Blockade of TRPV1 Inhibits Methamphetamine-induced Rewarding Effects

• Published in: Scientific reports Vol. 8; no. 1; pp. 882 - 12
• Main Authors: Tian, Yu-Hua, Ma, Shi-Xun, Lee, Kwang-Wook, Wee, Sunmee, Koob, George F., Lee, Seok-Yong, Jang, Choon-Gon
• Format: Journal Article
• Language: English
• Published: London Nature Publishing Group UK 17.01.2018; Nature Publishing Group
• Subjects: 13/1; 631/378/1788; 631/378/2586; 64/110; 64/60; 82/29; Addictions; Capsaicin receptors; Capsazepine; Caudate-putamen; Dopamine; Dopamine transporter; Drug addiction; Gene expression; Humanities and Social Sciences; Methamphetamine; Microdialysis; mRNA; multidisciplinary; Neostriatum; Nucleus accumbens; Place preference conditioning; Polymerase chain reaction; Reinforcement; Rodents; Science; Science (multidisciplinary); Self-administration
• ISSN: 2045-2322; 2045-2322
• DOI: 10.1038/s41598-018-19207-2

Methamphetamine (MAP) is the most widely used psychostimulant in the world, but the exact mechanisms underlying MAP addiction are not yet fully understood. Recent studies have identified the distribution of TRPV1 in several brain regions that are related to drug addiction, including nucleus accumbens (NAc) and dorsal striatum (DSt).
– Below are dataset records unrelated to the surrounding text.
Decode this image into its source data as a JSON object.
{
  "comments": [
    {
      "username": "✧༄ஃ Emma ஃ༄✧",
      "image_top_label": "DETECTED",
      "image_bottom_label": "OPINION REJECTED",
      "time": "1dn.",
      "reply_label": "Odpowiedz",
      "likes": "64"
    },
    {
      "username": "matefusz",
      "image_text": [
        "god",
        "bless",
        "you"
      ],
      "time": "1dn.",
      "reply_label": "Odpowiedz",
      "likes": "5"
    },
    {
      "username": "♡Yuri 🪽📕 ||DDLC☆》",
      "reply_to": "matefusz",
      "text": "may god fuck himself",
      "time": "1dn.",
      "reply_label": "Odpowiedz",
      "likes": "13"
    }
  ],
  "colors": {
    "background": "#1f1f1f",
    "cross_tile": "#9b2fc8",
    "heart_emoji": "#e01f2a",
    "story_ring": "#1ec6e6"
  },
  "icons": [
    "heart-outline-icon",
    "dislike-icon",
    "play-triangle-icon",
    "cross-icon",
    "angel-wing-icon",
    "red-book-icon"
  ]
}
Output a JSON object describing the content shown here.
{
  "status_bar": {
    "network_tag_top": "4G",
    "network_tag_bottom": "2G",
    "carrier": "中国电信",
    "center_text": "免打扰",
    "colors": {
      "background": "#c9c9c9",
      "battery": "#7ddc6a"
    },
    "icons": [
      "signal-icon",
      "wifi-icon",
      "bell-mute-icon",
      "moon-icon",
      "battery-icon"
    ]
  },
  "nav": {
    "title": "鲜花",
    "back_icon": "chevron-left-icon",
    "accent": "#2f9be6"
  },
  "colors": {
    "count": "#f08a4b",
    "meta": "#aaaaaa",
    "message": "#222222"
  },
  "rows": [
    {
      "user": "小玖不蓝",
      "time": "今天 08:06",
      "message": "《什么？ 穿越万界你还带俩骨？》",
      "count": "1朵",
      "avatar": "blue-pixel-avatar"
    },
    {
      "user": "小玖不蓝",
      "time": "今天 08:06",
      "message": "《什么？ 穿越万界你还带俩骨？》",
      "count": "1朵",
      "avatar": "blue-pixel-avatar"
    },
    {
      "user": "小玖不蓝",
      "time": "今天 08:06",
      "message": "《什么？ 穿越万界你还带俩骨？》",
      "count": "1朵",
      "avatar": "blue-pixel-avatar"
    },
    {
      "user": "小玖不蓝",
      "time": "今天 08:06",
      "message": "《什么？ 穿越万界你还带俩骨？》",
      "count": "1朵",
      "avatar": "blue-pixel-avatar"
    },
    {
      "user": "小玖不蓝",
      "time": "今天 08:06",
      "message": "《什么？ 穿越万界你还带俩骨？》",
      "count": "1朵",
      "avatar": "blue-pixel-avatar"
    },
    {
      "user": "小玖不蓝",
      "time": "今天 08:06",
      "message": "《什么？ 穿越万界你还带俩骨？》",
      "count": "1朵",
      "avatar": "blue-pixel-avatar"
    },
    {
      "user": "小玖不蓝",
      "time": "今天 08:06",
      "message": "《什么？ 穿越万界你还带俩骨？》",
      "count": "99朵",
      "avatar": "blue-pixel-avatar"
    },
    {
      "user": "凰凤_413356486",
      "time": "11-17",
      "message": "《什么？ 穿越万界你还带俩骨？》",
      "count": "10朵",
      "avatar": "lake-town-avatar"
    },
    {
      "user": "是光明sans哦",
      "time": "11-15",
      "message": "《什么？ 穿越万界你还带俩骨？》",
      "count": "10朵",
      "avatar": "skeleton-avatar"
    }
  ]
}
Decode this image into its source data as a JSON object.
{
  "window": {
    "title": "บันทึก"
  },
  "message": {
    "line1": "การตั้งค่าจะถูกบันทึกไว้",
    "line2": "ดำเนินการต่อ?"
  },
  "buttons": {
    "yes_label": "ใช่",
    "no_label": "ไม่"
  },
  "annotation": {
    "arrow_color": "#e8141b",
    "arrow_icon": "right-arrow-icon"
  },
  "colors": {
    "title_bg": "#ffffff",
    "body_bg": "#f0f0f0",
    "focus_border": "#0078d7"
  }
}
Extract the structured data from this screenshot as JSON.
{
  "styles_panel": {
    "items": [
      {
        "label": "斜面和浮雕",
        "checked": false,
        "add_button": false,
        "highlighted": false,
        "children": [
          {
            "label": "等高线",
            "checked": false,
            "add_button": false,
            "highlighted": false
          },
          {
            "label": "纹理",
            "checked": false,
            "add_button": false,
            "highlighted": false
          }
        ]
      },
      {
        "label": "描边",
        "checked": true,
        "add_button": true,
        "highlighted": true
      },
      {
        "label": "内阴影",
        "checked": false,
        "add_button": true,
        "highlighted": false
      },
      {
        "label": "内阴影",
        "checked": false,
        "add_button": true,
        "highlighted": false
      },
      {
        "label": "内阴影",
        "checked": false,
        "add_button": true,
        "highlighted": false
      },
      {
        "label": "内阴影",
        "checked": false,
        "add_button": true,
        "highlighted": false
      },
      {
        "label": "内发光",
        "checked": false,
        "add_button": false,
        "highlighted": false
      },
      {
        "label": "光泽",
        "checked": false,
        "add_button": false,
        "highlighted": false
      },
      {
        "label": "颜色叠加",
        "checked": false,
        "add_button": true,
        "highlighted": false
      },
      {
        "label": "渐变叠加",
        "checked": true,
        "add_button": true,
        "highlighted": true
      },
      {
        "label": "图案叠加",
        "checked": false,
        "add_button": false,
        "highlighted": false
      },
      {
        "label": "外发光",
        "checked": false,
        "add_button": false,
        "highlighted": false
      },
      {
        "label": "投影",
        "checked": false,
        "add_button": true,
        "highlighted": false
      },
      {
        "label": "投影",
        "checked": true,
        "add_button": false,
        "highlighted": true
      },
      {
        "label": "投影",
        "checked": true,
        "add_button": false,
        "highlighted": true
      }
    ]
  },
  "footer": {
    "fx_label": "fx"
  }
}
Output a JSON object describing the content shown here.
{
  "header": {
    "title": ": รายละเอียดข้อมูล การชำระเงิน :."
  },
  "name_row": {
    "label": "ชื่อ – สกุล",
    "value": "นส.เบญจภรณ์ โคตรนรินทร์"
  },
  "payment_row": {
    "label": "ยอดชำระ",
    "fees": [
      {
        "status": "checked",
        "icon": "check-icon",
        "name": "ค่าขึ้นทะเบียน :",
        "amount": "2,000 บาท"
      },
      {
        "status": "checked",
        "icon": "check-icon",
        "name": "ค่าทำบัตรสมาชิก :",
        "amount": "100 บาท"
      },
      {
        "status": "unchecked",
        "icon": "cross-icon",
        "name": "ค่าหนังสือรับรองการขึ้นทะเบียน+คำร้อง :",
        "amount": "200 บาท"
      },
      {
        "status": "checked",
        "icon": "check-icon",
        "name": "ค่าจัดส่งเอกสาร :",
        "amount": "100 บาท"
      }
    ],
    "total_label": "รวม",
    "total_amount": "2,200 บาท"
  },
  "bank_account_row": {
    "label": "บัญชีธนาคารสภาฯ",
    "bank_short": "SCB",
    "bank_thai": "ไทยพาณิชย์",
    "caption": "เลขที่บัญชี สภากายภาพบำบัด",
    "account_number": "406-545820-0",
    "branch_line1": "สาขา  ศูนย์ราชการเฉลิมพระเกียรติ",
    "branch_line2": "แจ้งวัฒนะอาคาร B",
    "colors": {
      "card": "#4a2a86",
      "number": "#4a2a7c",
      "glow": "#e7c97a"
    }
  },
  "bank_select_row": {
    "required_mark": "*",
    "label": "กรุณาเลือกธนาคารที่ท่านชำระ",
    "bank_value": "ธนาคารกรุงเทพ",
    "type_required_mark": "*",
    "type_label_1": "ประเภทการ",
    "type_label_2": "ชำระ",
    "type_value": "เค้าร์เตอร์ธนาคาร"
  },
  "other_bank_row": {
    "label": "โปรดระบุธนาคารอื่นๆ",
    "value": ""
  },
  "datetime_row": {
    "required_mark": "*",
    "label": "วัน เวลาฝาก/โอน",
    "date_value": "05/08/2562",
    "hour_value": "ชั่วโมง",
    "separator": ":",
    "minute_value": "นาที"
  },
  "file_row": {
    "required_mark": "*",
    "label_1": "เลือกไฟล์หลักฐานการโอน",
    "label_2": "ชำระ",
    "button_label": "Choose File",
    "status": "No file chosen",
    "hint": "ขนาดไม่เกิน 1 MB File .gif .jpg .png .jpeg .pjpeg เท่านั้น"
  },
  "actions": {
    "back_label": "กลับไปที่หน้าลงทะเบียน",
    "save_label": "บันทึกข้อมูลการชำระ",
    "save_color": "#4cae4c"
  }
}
In the present study, we performed conditioned place preference (CPP) and self-administration tests to examine the effects of capsazepine (CPZ) and SB366791 (SB) on MAP reward. We found that both CPZ and SB significantly inhibited MAP-induced CPP and self-administration; in contrast, TRPV1 knock-out (KO) mice did not develop MAP-induced CPP. Real-time RT-PCR, Western blot and quantitative autoradiographic tests showed up-regulation of TRPV1 mRNA and protein expression in the NAc and/or DSt regions of mice exhibiting MAP-induced CPP. In addition, an in vivo microdialysis experiment showed that CPZ dramatically reduced dopamine (DA) levels in the NAc region of MAP-treated mice. Furthermore, attenuated dopamine transporter (DAT) binding levels in the NAc and DSt regions of MAP-induced CPP mice were reversed by CPZ. Together, these data suggest that TRPV1 plays an important role in MAP reward via the modulation of DA release and DAT density, thereby providing a novel therapeutic target for MAP addiction.